This was published 1 year ago
Putin’s chef sends ‘bloodied’ weapon in violin case to EU parliament
By James Kilner and James Crisp
Brussels: Russia’s Wagner Group mercenaries have sent a “bloodied” sledgehammer in a violin case to the European Parliament after members started proceedings to label them as terrorists.
Sledgehammers have become an unofficial symbol of the Kremlin-linked group because its fighters have used them to kill during overseas missions.
In a video posted on one of its Telegram channels, a suited lawyer working for Wagner Group carries a violin case into a bare room and places it on a table.
He lifts the lid of the violin case, showing off a highly polished sledgehammer. The head has been engraved with Wagner’s logo and the handle has been dabbed with red paint to depict blood.
In a separate statement, Yevgeny Prigozhin, the financier and founder of Wagner Group known as Putin’s chef, said that he was sending the sledgehammer to the European Parliament as “information” before MEPs decide whether to label Wagner Group as a terrorist organisation. He also said that he was sad about this prospect.
The European Parliament this week declared Russia a terrorist state for invading Ukraine.
Prigozhin has been nicknamed Putin’s chef because he runs a catering company and was photographed serving Kremlin guests alongside the Russian leader, most notably George W Bush when he visited Moscow as US president 20 years ago.
“If anyone needed further proof of Russia being a state sponsoring terrorism: Prigozhin just sent it in a violin case,” said Daniel Freund, a German Green MEP.
Wagner Group has earned a reputation for distasteful stunts, including posting videos of its fighters posing with musical instruments in bombed-out towns in Donbas, east Ukraine.

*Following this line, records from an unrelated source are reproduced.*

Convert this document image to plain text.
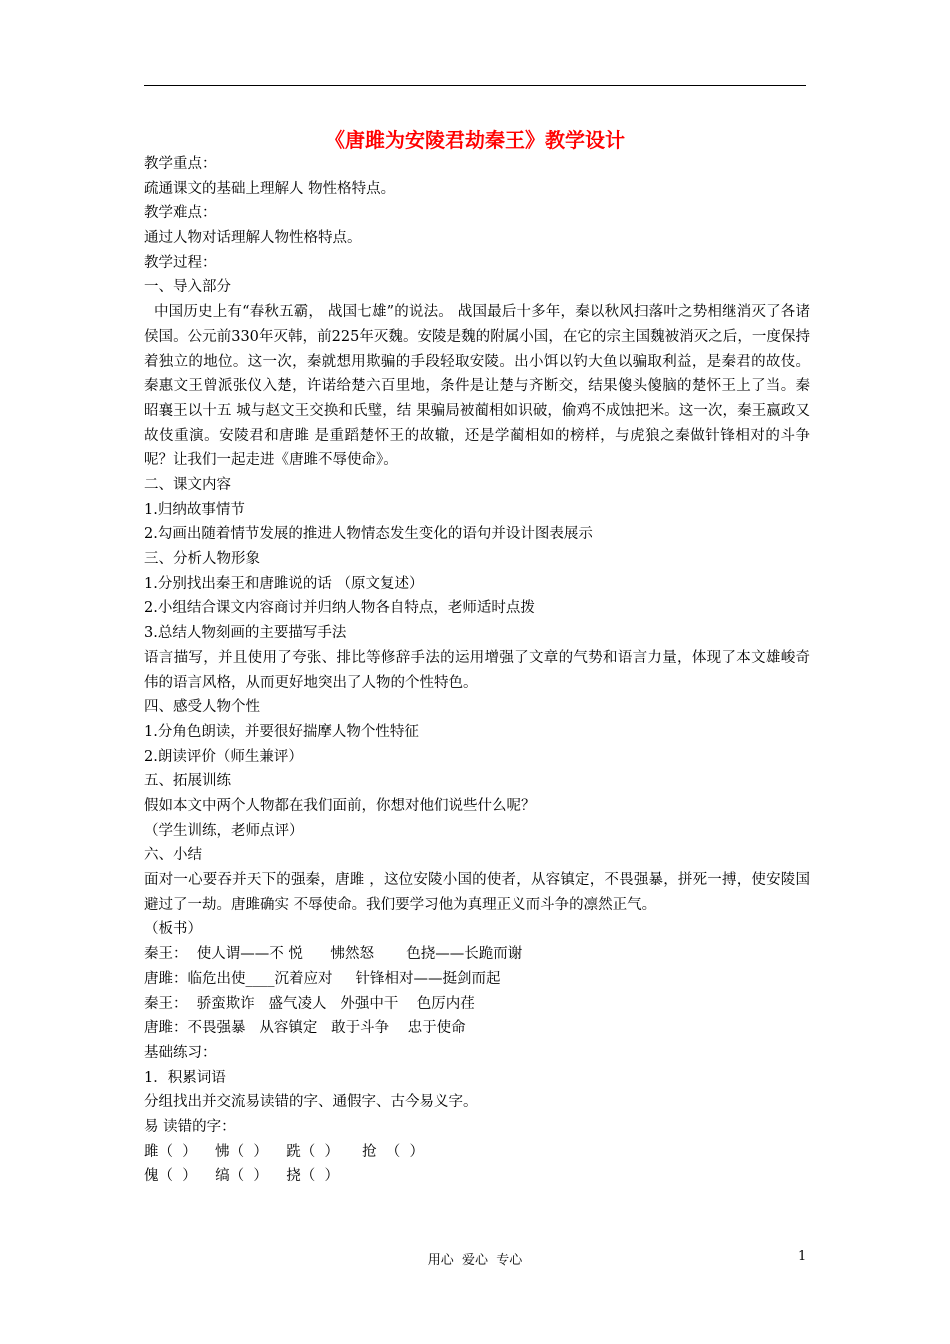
《唐雎为安陵君劫秦王》教学设计
教学重点：
疏通课文的基础上理解人 物性格特点。
教学难点：
通过人物对话理解人物性格特点。
教学过程：
一、导入部分
中国历史上有“春秋五霸， 战国七雄”的说法。 战国最后十多年，秦以秋风扫落叶之势相继消灭了各诸侯国。公元前330年灭韩，前225年灭魏。安陵是魏的附属小国，在它的宗主国魏被消灭之后，一度保持着独立的地位。这一次，秦就想用欺骗的手段轻取安陵。出小饵以钓大鱼以骗取利益，是秦君的故伎。秦惠文王曾派张仪入楚，许诺给楚六百里地，条件是让楚与齐断交，结果傻头傻脑的楚怀王上了当。秦昭襄王以十五 城与赵文王交换和氏璧，结 果骗局被蔺相如识破，偷鸡不成蚀把米。这一次，秦王嬴政又故伎重演。安陵君和唐雎 是重蹈楚怀王的故辙，还是学蔺相如的榜样，与虎狼之秦做针锋相对的斗争呢？让我们一起走进《唐雎不辱使命》。
二、课文内容
1.归纳故事情节
2.勾画出随着情节发展的推进人物情态发生变化的语句并设计图表展示
三、分析人物形象
1.分别找出秦王和唐雎说的话 （原文复述）
2.小组结合课文内容商讨并归纳人物各自特点，老师适时点拨
3.总结人物刻画的主要描写手法
语言描写，并且使用了夸张、排比等修辞手法的运用增强了文章的气势和语言力量，体现了本文雄峻奇伟的语言风格，从而更好地突出了人物的个性特色。
四、感受人物个性
1.分角色朗读，并要很好揣摩人物个性特征
2.朗读评价（师生兼评）
五、拓展训练
假如本文中两个人物都在我们面前，你想对他们说些什么呢？
（学生训练，老师点评）
六、小结
面对一心要吞并天下的强秦，唐雎 ，这位安陵小国的使者，从容镇定，不畏强暴，拼死一搏，使安陵国避过了一劫。唐雎确实 不辱使命。我们要学习他为真理正义而斗争的凛然正气。
（板书）
秦王：  使人谓——不 悦      怫然怒       色挠——长跪而谢
唐雎：临危出使____沉着应对     针锋相对——挺剑而起
秦王：  骄蛮欺诈   盛气凌人   外强中干    色厉内荏
唐雎：不畏强暴   从容镇定   敢于斗争    忠于使命
基础练习：
1．积累词语
分组找出并交流易读错的字、通假字、古今易义字。
易 读错的字：
雎（  ）    怫（  ）    跣（  ）     抢  （  ）
傀（  ）    缟（  ）    挠（  ）
用心  爱心  专心	1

Wagner mercenaries refer to themselves as musicians and their fighting group as an orchestra.
Wagner Group was given its name by one of its Russian special forces founders in 2014 who used “Wagner” as his call sign.
On Russian-language Telegram channels, the sledgehammer ignited conversation.
“Instead of a horse’s head, a sledgehammer. ‘Godfather’ games with a St Petersburg pronunciation,” Ksenia Sobchak, a Moscow socialite and TV personality who fled Russia this year after being accused of embezzlement, told her 1.4 million subscribers.
This month Wagner posted a video of one of its fighters smashing the head of a convict who signed up to fight in Ukraine but then tried to flee to the Ukrainian side. Other videos have shown Wagner mercenaries killing people captured in the Middle East with sledgehammers.
Prigozhin appears to encourage this notoriety. He initially welcomed the killing of the convict with a sledgehammer and said that it had been an “excellent piece of editorial work”.
Wagner Group has come to prominence since the Kremlin invaded Ukraine in February.
Taking heavy casualties, the Russian army has used Wagner as a semi-official auxiliary force.
The Kremlin, which previously denied Wagner’s existence, has allowed it to openly recruit across Russia, although it is technically illegal under Russian law to fight in a mercenary group.
Headed by Prigozhin, Wagner has also recruited heavily from prisons. One estimate said that as many as 23,000 convicts were now fighting for Wagner in Ukraine.